Stellantis Italie a signalé un taux d’adhésion nettement inférieur sur ses sites, de 8,8 % en moyenne, ajoutant que « la production n’a pas été interrompue dans les usines actuellement en activité ». Le constructeur a réitéré sa « ferme détermination à assurer la continuité de la production » sur ses sites.
Fiat a fusionné en 2014 avec l’américain Chrysler avant de s’associer au français Peugeot-Citroën (PSA), donnant naissance en janvier 2021 au groupe Stellantis.
« Je ne travaille plus qu’un ou deux jours par semaine », déplore Giuseppe Carbonara, 52 ans, originaire de Bari et salarié depuis trente ans dans le secteur automobile.
« Il n’y a pas de politique industrielle en Italie.
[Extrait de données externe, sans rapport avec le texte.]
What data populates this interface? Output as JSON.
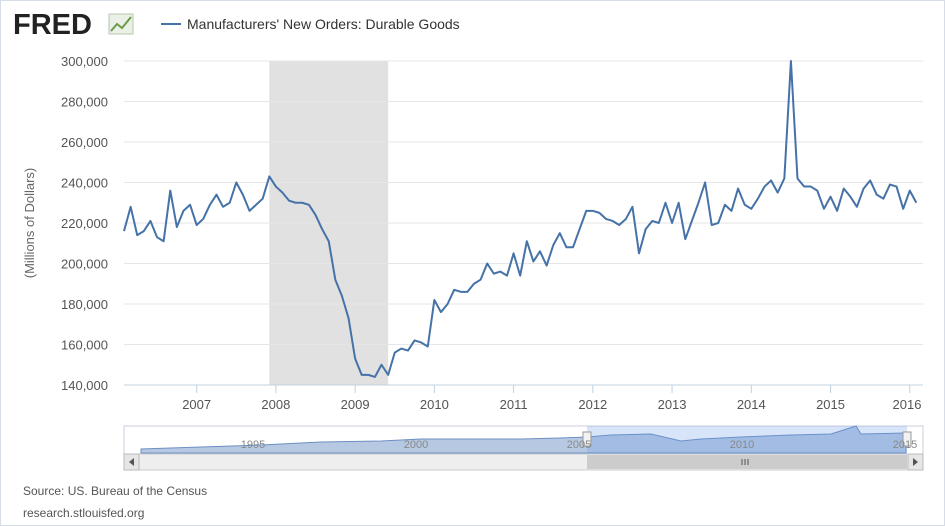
{
  "logo": "FRED",
  "chart_data": {
    "type": "line",
    "ylabel": "(Millions of Dollars)",
    "xlim": [
      2006.083,
      2016.167
    ],
    "xticks": [
      2007,
      2008,
      2009,
      2010,
      2011,
      2012,
      2013,
      2014,
      2015,
      2016
    ],
    "ylim": [
      140000,
      300000
    ],
    "yticks": [
      {
        "value": 140000,
        "label": "140,000"
      },
      {
        "value": 160000,
        "label": "160,000"
      },
      {
        "value": 180000,
        "label": "180,000"
      },
      {
        "value": 200000,
        "label": "200,000"
      },
      {
        "value": 220000,
        "label": "220,000"
      },
      {
        "value": 240000,
        "label": "240,000"
      },
      {
        "value": 260000,
        "label": "260,000"
      },
      {
        "value": 280000,
        "label": "280,000"
      },
      {
        "value": 300000,
        "label": "300,000"
      }
    ],
    "grid": true,
    "recessions": [
      [
        2007.917,
        2009.417
      ]
    ],
    "x": [
      2006.083,
      2006.167,
      2006.25,
      2006.333,
      2006.417,
      2006.5,
      2006.583,
      2006.667,
      2006.75,
      2006.833,
      2006.917,
      2007,
      2007.083,
      2007.167,
      2007.25,
      2007.333,
      2007.417,
      2007.5,
      2007.583,
      2007.667,
      2007.75,
      2007.833,
      2007.917,
      2008,
      2008.083,
      2008.167,
      2008.25,
      2008.333,
      2008.417,
      2008.5,
      2008.583,
      2008.667,
      2008.75,
      2008.833,
      2008.917,
      2009,
      2009.083,
      2009.167,
      2009.25,
      2009.333,
      2009.417,
      2009.5,
      2009.583,
      2009.667,
      2009.75,
      2009.833,
      2009.917,
      2010,
      2010.083,
      2010.167,
      2010.25,
      2010.333,
      2010.417,
      2010.5,
      2010.583,
      2010.667,
      2010.75,
      2010.833,
      2010.917,
      2011,
      2011.083,
      2011.167,
      2011.25,
      2011.333,
      2011.417,
      2011.5,
      2011.583,
      2011.667,
      2011.75,
      2011.833,
      2011.917,
      2012,
      2012.083,
      2012.167,
      2012.25,
      2012.333,
      2012.417,
      2012.5,
      2012.583,
      2012.667,
      2012.75,
      2012.833,
      2012.917,
      2013,
      2013.083,
      2013.167,
      2013.25,
      2013.333,
      2013.417,
      2013.5,
      2013.583,
      2013.667,
      2013.75,
      2013.833,
      2013.917,
      2014,
      2014.083,
      2014.167,
      2014.25,
      2014.333,
      2014.417,
      2014.5,
      2014.583,
      2014.667,
      2014.75,
      2014.833,
      2014.917,
      2015,
      2015.083,
      2015.167,
      2015.25,
      2015.333,
      2015.417,
      2015.5,
      2015.583,
      2015.667,
      2015.75,
      2015.833,
      2015.917,
      2016,
      2016.083
    ],
    "series": [
      {
        "name": "Manufacturers' New Orders: Durable Goods",
        "color": "#4572a7",
        "values": [
          216000,
          228000,
          214000,
          216000,
          221000,
          213000,
          211000,
          236000,
          218000,
          226000,
          229000,
          219000,
          222000,
          229000,
          234000,
          228000,
          230000,
          240000,
          234000,
          226000,
          229000,
          232000,
          243000,
          238000,
          235000,
          231000,
          230000,
          230000,
          229000,
          224000,
          217000,
          211000,
          192000,
          184000,
          173000,
          153000,
          145000,
          145000,
          144000,
          150000,
          145000,
          156000,
          158000,
          157000,
          162000,
          161000,
          159000,
          182000,
          176000,
          180000,
          187000,
          186000,
          186000,
          190000,
          192000,
          200000,
          195000,
          196000,
          194000,
          205000,
          194000,
          211000,
          201000,
          206000,
          199000,
          209000,
          215000,
          208000,
          208000,
          217000,
          226000,
          226000,
          225000,
          222000,
          221000,
          219000,
          222000,
          228000,
          205000,
          217000,
          221000,
          220000,
          230000,
          220000,
          230000,
          212000,
          221000,
          230000,
          240000,
          219000,
          220000,
          229000,
          226000,
          237000,
          229000,
          227000,
          232000,
          238000,
          241000,
          235000,
          242000,
          300000,
          242000,
          238000,
          238000,
          236000,
          227000,
          233000,
          226000,
          237000,
          233000,
          228000,
          237000,
          241000,
          234000,
          232000,
          239000,
          238000,
          227000,
          236000,
          230000
        ]
      }
    ]
  },
  "navigator": {
    "labels": [
      "1995",
      "2000",
      "2005",
      "2010",
      "2015"
    ]
  },
  "source": "Source: US. Bureau of the Census",
  "site": "research.stlouisfed.org"
}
Nous demandons au gouvernement d’ouvrir une consultation avec Stellantis », a-t-il plaidé.
Après trois années de hausse, la production de Stellantis en Italie a brutalement à nouveau diminué, chutant de 31,7% à 387.600 véhicules sur les neuf premiers mois de 2024, selon la fédération métallurgique FIM-CISL.
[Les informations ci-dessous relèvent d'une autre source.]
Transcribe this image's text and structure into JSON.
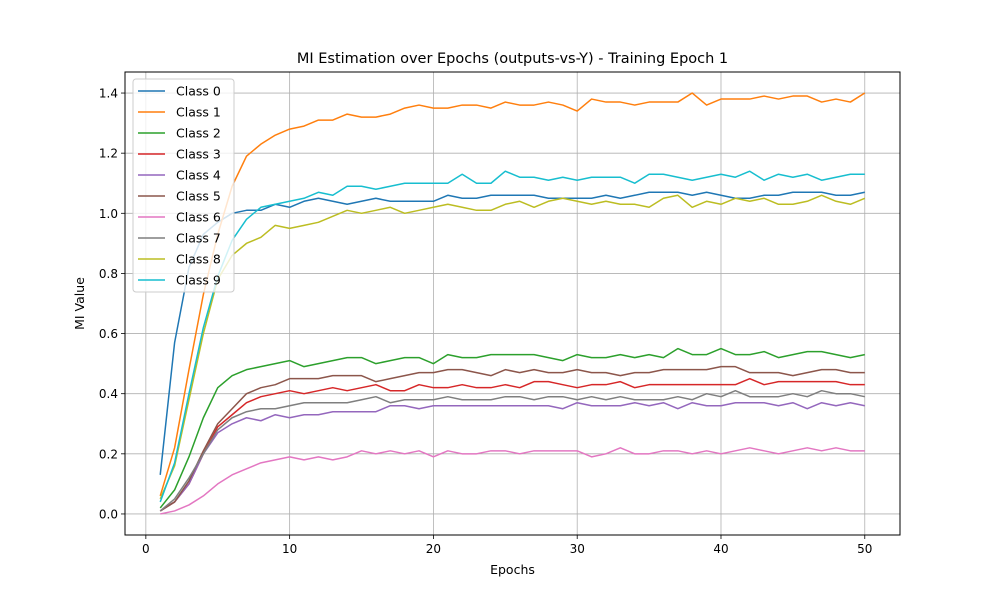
{
  "chart_data": {
    "type": "line",
    "title": "MI Estimation over Epochs (outputs-vs-Y) - Training Epoch 1",
    "xlabel": "Epochs",
    "ylabel": "MI Value",
    "xlim": [
      -1.45,
      52.45
    ],
    "ylim": [
      -0.07,
      1.47
    ],
    "x_ticks": [
      0,
      10,
      20,
      30,
      40,
      50
    ],
    "y_ticks": [
      0.0,
      0.2,
      0.4,
      0.6,
      0.8,
      1.0,
      1.2,
      1.4
    ],
    "x_tick_labels": [
      "0",
      "10",
      "20",
      "30",
      "40",
      "50"
    ],
    "y_tick_labels": [
      "0.0",
      "0.2",
      "0.4",
      "0.6",
      "0.8",
      "1.0",
      "1.2",
      "1.4"
    ],
    "grid": true,
    "legend_position": "top-left",
    "x": [
      1,
      2,
      3,
      4,
      5,
      6,
      7,
      8,
      9,
      10,
      11,
      12,
      13,
      14,
      15,
      16,
      17,
      18,
      19,
      20,
      21,
      22,
      23,
      24,
      25,
      26,
      27,
      28,
      29,
      30,
      31,
      32,
      33,
      34,
      35,
      36,
      37,
      38,
      39,
      40,
      41,
      42,
      43,
      44,
      45,
      46,
      47,
      48,
      49,
      50
    ],
    "series": [
      {
        "name": "Class 0",
        "color": "#1f77b4",
        "values": [
          0.13,
          0.57,
          0.82,
          0.93,
          0.97,
          1.0,
          1.01,
          1.01,
          1.03,
          1.02,
          1.04,
          1.05,
          1.04,
          1.03,
          1.04,
          1.05,
          1.04,
          1.04,
          1.04,
          1.04,
          1.06,
          1.05,
          1.05,
          1.06,
          1.06,
          1.06,
          1.06,
          1.05,
          1.05,
          1.05,
          1.05,
          1.06,
          1.05,
          1.06,
          1.07,
          1.07,
          1.07,
          1.06,
          1.07,
          1.06,
          1.05,
          1.05,
          1.06,
          1.06,
          1.07,
          1.07,
          1.07,
          1.06,
          1.06,
          1.07
        ]
      },
      {
        "name": "Class 1",
        "color": "#ff7f0e",
        "values": [
          0.06,
          0.22,
          0.48,
          0.73,
          0.93,
          1.09,
          1.19,
          1.23,
          1.26,
          1.28,
          1.29,
          1.31,
          1.31,
          1.33,
          1.32,
          1.32,
          1.33,
          1.35,
          1.36,
          1.35,
          1.35,
          1.36,
          1.36,
          1.35,
          1.37,
          1.36,
          1.36,
          1.37,
          1.36,
          1.34,
          1.38,
          1.37,
          1.37,
          1.36,
          1.37,
          1.37,
          1.37,
          1.4,
          1.36,
          1.38,
          1.38,
          1.38,
          1.39,
          1.38,
          1.39,
          1.39,
          1.37,
          1.38,
          1.37,
          1.4
        ]
      },
      {
        "name": "Class 2",
        "color": "#2ca02c",
        "values": [
          0.02,
          0.08,
          0.19,
          0.32,
          0.42,
          0.46,
          0.48,
          0.49,
          0.5,
          0.51,
          0.49,
          0.5,
          0.51,
          0.52,
          0.52,
          0.5,
          0.51,
          0.52,
          0.52,
          0.5,
          0.53,
          0.52,
          0.52,
          0.53,
          0.53,
          0.53,
          0.53,
          0.52,
          0.51,
          0.53,
          0.52,
          0.52,
          0.53,
          0.52,
          0.53,
          0.52,
          0.55,
          0.53,
          0.53,
          0.55,
          0.53,
          0.53,
          0.54,
          0.52,
          0.53,
          0.54,
          0.54,
          0.53,
          0.52,
          0.53
        ]
      },
      {
        "name": "Class 3",
        "color": "#d62728",
        "values": [
          0.01,
          0.04,
          0.1,
          0.2,
          0.29,
          0.33,
          0.37,
          0.39,
          0.4,
          0.41,
          0.4,
          0.41,
          0.42,
          0.41,
          0.42,
          0.43,
          0.41,
          0.41,
          0.43,
          0.42,
          0.42,
          0.43,
          0.42,
          0.42,
          0.43,
          0.42,
          0.44,
          0.44,
          0.43,
          0.42,
          0.43,
          0.43,
          0.44,
          0.42,
          0.43,
          0.43,
          0.43,
          0.43,
          0.43,
          0.43,
          0.43,
          0.45,
          0.43,
          0.44,
          0.44,
          0.44,
          0.44,
          0.44,
          0.43,
          0.43
        ]
      },
      {
        "name": "Class 4",
        "color": "#9467bd",
        "values": [
          0.01,
          0.04,
          0.1,
          0.2,
          0.27,
          0.3,
          0.32,
          0.31,
          0.33,
          0.32,
          0.33,
          0.33,
          0.34,
          0.34,
          0.34,
          0.34,
          0.36,
          0.36,
          0.35,
          0.36,
          0.36,
          0.36,
          0.36,
          0.36,
          0.36,
          0.36,
          0.36,
          0.36,
          0.35,
          0.37,
          0.36,
          0.36,
          0.36,
          0.37,
          0.36,
          0.37,
          0.35,
          0.37,
          0.36,
          0.36,
          0.37,
          0.37,
          0.37,
          0.36,
          0.37,
          0.35,
          0.37,
          0.36,
          0.37,
          0.36
        ]
      },
      {
        "name": "Class 5",
        "color": "#8c564b",
        "values": [
          0.01,
          0.04,
          0.11,
          0.21,
          0.3,
          0.35,
          0.4,
          0.42,
          0.43,
          0.45,
          0.45,
          0.45,
          0.46,
          0.46,
          0.46,
          0.44,
          0.45,
          0.46,
          0.47,
          0.47,
          0.48,
          0.48,
          0.47,
          0.46,
          0.48,
          0.47,
          0.48,
          0.47,
          0.47,
          0.48,
          0.47,
          0.47,
          0.46,
          0.47,
          0.47,
          0.48,
          0.48,
          0.48,
          0.48,
          0.49,
          0.49,
          0.47,
          0.47,
          0.47,
          0.46,
          0.47,
          0.48,
          0.48,
          0.47,
          0.47
        ]
      },
      {
        "name": "Class 6",
        "color": "#e377c2",
        "values": [
          0.0,
          0.01,
          0.03,
          0.06,
          0.1,
          0.13,
          0.15,
          0.17,
          0.18,
          0.19,
          0.18,
          0.19,
          0.18,
          0.19,
          0.21,
          0.2,
          0.21,
          0.2,
          0.21,
          0.19,
          0.21,
          0.2,
          0.2,
          0.21,
          0.21,
          0.2,
          0.21,
          0.21,
          0.21,
          0.21,
          0.19,
          0.2,
          0.22,
          0.2,
          0.2,
          0.21,
          0.21,
          0.2,
          0.21,
          0.2,
          0.21,
          0.22,
          0.21,
          0.2,
          0.21,
          0.22,
          0.21,
          0.22,
          0.21,
          0.21
        ]
      },
      {
        "name": "Class 7",
        "color": "#7f7f7f",
        "values": [
          0.01,
          0.05,
          0.12,
          0.2,
          0.28,
          0.32,
          0.34,
          0.35,
          0.35,
          0.36,
          0.37,
          0.37,
          0.37,
          0.37,
          0.38,
          0.39,
          0.37,
          0.38,
          0.38,
          0.38,
          0.39,
          0.38,
          0.38,
          0.38,
          0.39,
          0.39,
          0.38,
          0.39,
          0.39,
          0.38,
          0.39,
          0.38,
          0.39,
          0.38,
          0.38,
          0.38,
          0.39,
          0.38,
          0.4,
          0.39,
          0.41,
          0.39,
          0.39,
          0.39,
          0.4,
          0.39,
          0.41,
          0.4,
          0.4,
          0.39
        ]
      },
      {
        "name": "Class 8",
        "color": "#bcbd22",
        "values": [
          0.05,
          0.16,
          0.38,
          0.6,
          0.78,
          0.86,
          0.9,
          0.92,
          0.96,
          0.95,
          0.96,
          0.97,
          0.99,
          1.01,
          1.0,
          1.01,
          1.02,
          1.0,
          1.01,
          1.02,
          1.03,
          1.02,
          1.01,
          1.01,
          1.03,
          1.04,
          1.02,
          1.04,
          1.05,
          1.04,
          1.03,
          1.04,
          1.03,
          1.03,
          1.02,
          1.05,
          1.06,
          1.02,
          1.04,
          1.03,
          1.05,
          1.04,
          1.05,
          1.03,
          1.03,
          1.04,
          1.06,
          1.04,
          1.03,
          1.05
        ]
      },
      {
        "name": "Class 9",
        "color": "#17becf",
        "values": [
          0.04,
          0.17,
          0.4,
          0.62,
          0.79,
          0.91,
          0.98,
          1.02,
          1.03,
          1.04,
          1.05,
          1.07,
          1.06,
          1.09,
          1.09,
          1.08,
          1.09,
          1.1,
          1.1,
          1.1,
          1.1,
          1.13,
          1.1,
          1.1,
          1.14,
          1.12,
          1.12,
          1.11,
          1.12,
          1.11,
          1.12,
          1.12,
          1.12,
          1.1,
          1.13,
          1.13,
          1.12,
          1.11,
          1.12,
          1.13,
          1.12,
          1.14,
          1.11,
          1.13,
          1.12,
          1.13,
          1.11,
          1.12,
          1.13,
          1.13
        ]
      }
    ]
  }
}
– Au plus bas depuis 1956 –
« C’est le pire chiffre depuis 1956 », a assuré à l’AFP son secrétaire général Ferdinando Uliano, qui table sur une production « moins de 500.000 véhicules » pour l’ensemble de l’année, contre plus de 751.000 en 2023.
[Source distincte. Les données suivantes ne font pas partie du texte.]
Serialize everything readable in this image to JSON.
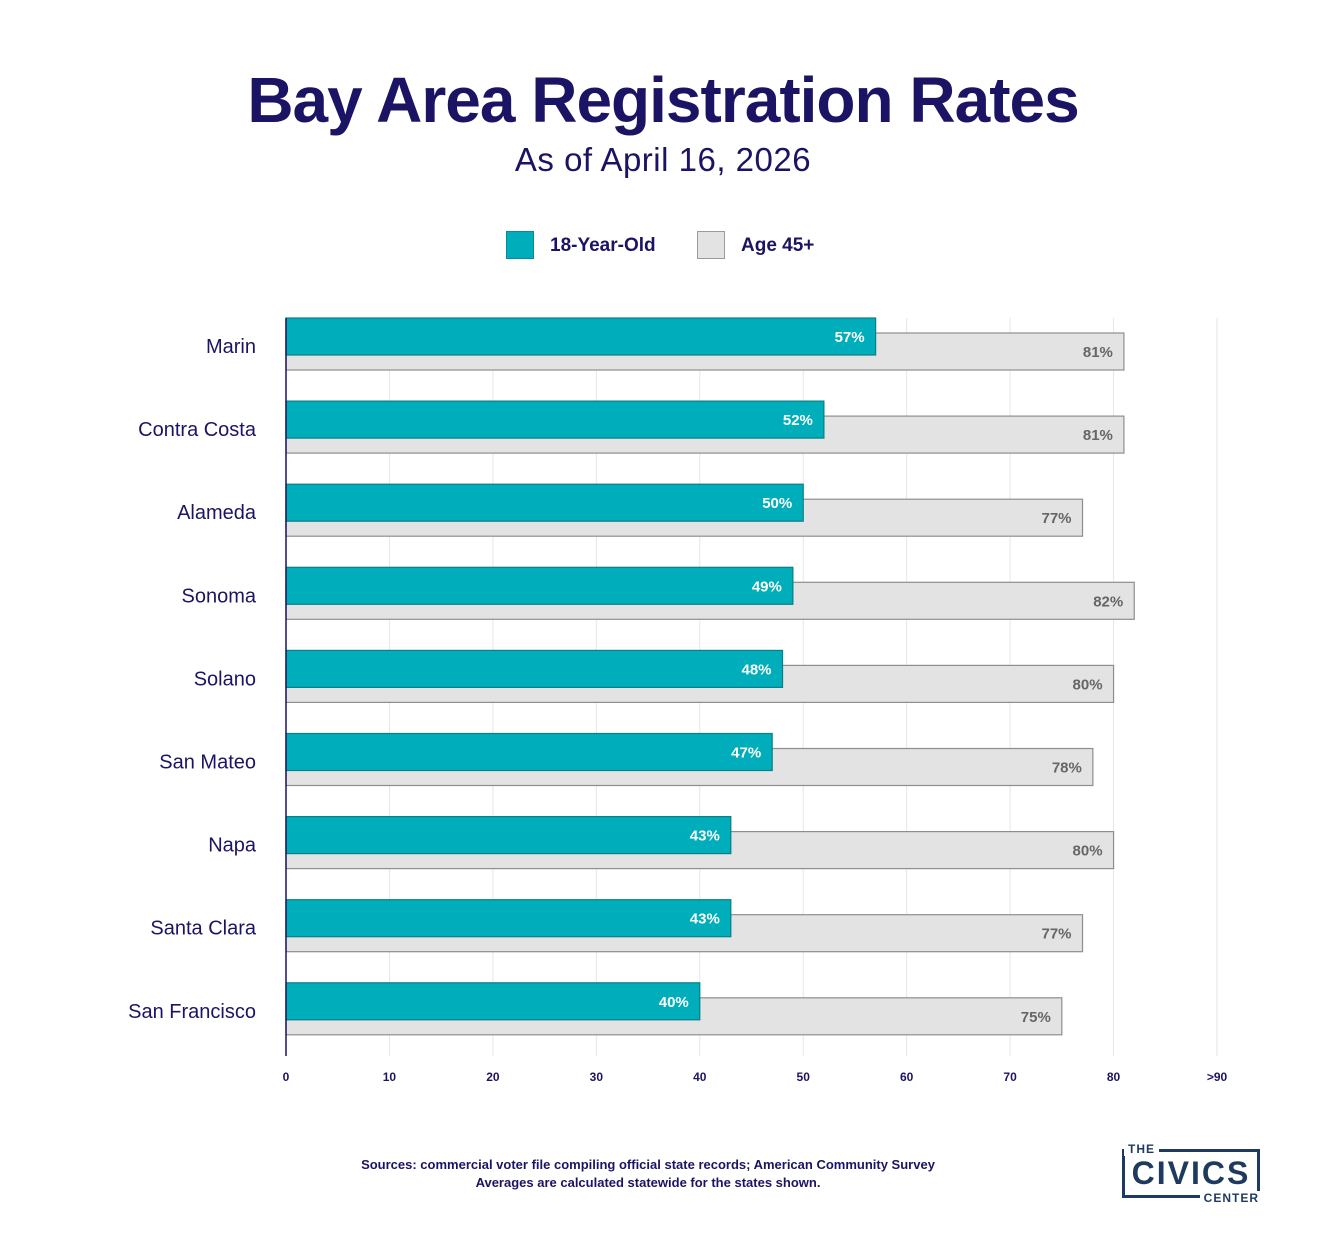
{
  "header": {
    "title": "Bay Area Registration Rates",
    "subtitle": "As of April 16, 2026"
  },
  "legend": {
    "items": [
      {
        "label": "18-Year-Old",
        "color": "#00aebb"
      },
      {
        "label": "Age 45+",
        "color": "#e3e3e3"
      }
    ]
  },
  "chart_data": {
    "type": "bar",
    "orientation": "horizontal",
    "title": "Bay Area Registration Rates",
    "subtitle": "As of April 16, 2026",
    "categories": [
      "Marin",
      "Contra Costa",
      "Alameda",
      "Sonoma",
      "Solano",
      "San Mateo",
      "Napa",
      "Santa Clara",
      "San Francisco"
    ],
    "series": [
      {
        "name": "18-Year-Old",
        "color": "#00aebb",
        "values": [
          57,
          52,
          50,
          49,
          48,
          47,
          43,
          43,
          40
        ],
        "labels": [
          "57%",
          "52%",
          "50%",
          "49%",
          "48%",
          "47%",
          "43%",
          "43%",
          "40%"
        ]
      },
      {
        "name": "Age 45+",
        "color": "#e3e3e3",
        "values": [
          81,
          81,
          77,
          82,
          80,
          78,
          80,
          77,
          75
        ],
        "labels": [
          "81%",
          "81%",
          "77%",
          "82%",
          "80%",
          "78%",
          "80%",
          "77%",
          "75%"
        ]
      }
    ],
    "xlim": [
      0,
      90
    ],
    "xticks": [
      0,
      10,
      20,
      30,
      40,
      50,
      60,
      70,
      80,
      90
    ],
    "xtick_labels": [
      "0",
      "10",
      "20",
      "30",
      "40",
      "50",
      "60",
      "70",
      "80",
      ">90"
    ],
    "xlabel": "",
    "ylabel": "",
    "grid": true,
    "legend_position": "top-center"
  },
  "footer": {
    "line1": "Sources: commercial voter file compiling official state records; American Community Survey",
    "line2": "Averages are calculated statewide for the states shown."
  },
  "logo": {
    "top": "THE",
    "middle": "CIVICS",
    "bottom": "CENTER"
  }
}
Sous la pression du gouvernement nationaliste de Giorgia Meloni, le patron de Stellantis, Carlos Tavares, s’est pourtant engagé en juillet 2023 à porter la production à un million d’unités d’ici 2030, un objectif qui semble désormais hors d’atteinte.
En cause, les ventes de véhicules électriques en Europe qui reculent depuis fin 2023, notamment en raison d’un manque de modèles abordables, alors que Bruxelles a décrété une interdiction de vente de voitures thermiques d’ici 2035.
« Nous naviguons dans l’incertitude totale », s’insurge Pasquale Carrese, 47 ans, originaire de Naples et employé depuis 25 ans chez Fiat, puis Stellantis. « L’arrivée de Carlos Tavares a tout changé. Il ne s’intéresse qu’à l’efficacité, il n’y a pas de plan clair.»
Stellantis a annoncé mercredi que plusieurs de ses usines italiennes seraient à nouveau fermées en novembre, invoquant « la baisse des commandes sur le marché des véhicules électriques en Europe ».
Dans un acte symbolique, la production de l’emblématique Fiat 500 en version électrique à l’usine de Mirafiori, près de Turin, a été suspendue mi-septembre jusqu’au 1er novembre.
– Les usines au ralenti –
Ancien centre de l’âge d’or de Fiat où étaient également produites les Maserati, Mirafiori « est en train de s’éteindre lentement », a déclaré à l’AFP Maurizio Oreggia, coordinateur national pour l’automobile du syndicat Fiom-Cgil.
« Les Maserati, quand ils les fabriquent, c’est seulement sept heures par jour », soupire-t-il.
Les salariés de Mirafiori ont connu cette année des périodes de chômage technique en raison de la baisse de la demande.
La grève a envoyé « un message fort et clair à Stellantis et au gouvernement : le temps est écoulé, l’industrie automobile est en train de mourir, nous risquons une tragédie sociale sans précédent », a prévenu Rocco Palombella, secrétaire général du syndicat Uilm. .
Le tissu brûle entre le gouvernement de droite et d’extrême droite de Giorgia Meloni et Stellantis, Rome accusant le constructeur franco-italo-américain de délocaliser sa production vers des pays à bas coûts, au détriment des usines italiennes.
Convoqué mi-octobre pour une audition au Parlement italien, M. Tavares n’a réussi à convaincre ni les députés ni les syndicats, en réclamant davantage de subventions et en dénonçant des coûts de production trop élevés en Italie.
Depuis la fusion entre Peugeot-Citroën et Fiat Chrysler en 2021, les effectifs de Stellantis en Italie ont été réduits de plus de 10 000 personnes, pour atteindre environ 40 000 personnes.
En France aussi, dans les usines de Poissy, Douvrin et Caen, les jours de chômage partiel se multiplient depuis le début de l’année avec le ralentissement du marché automobile.
De nombreux salariés sont encouragés à chercher du travail ailleurs et Carlos Tavares n’a rassuré personne au Mondial de l’Automobile en n’excluant pas de fermetures d’usines.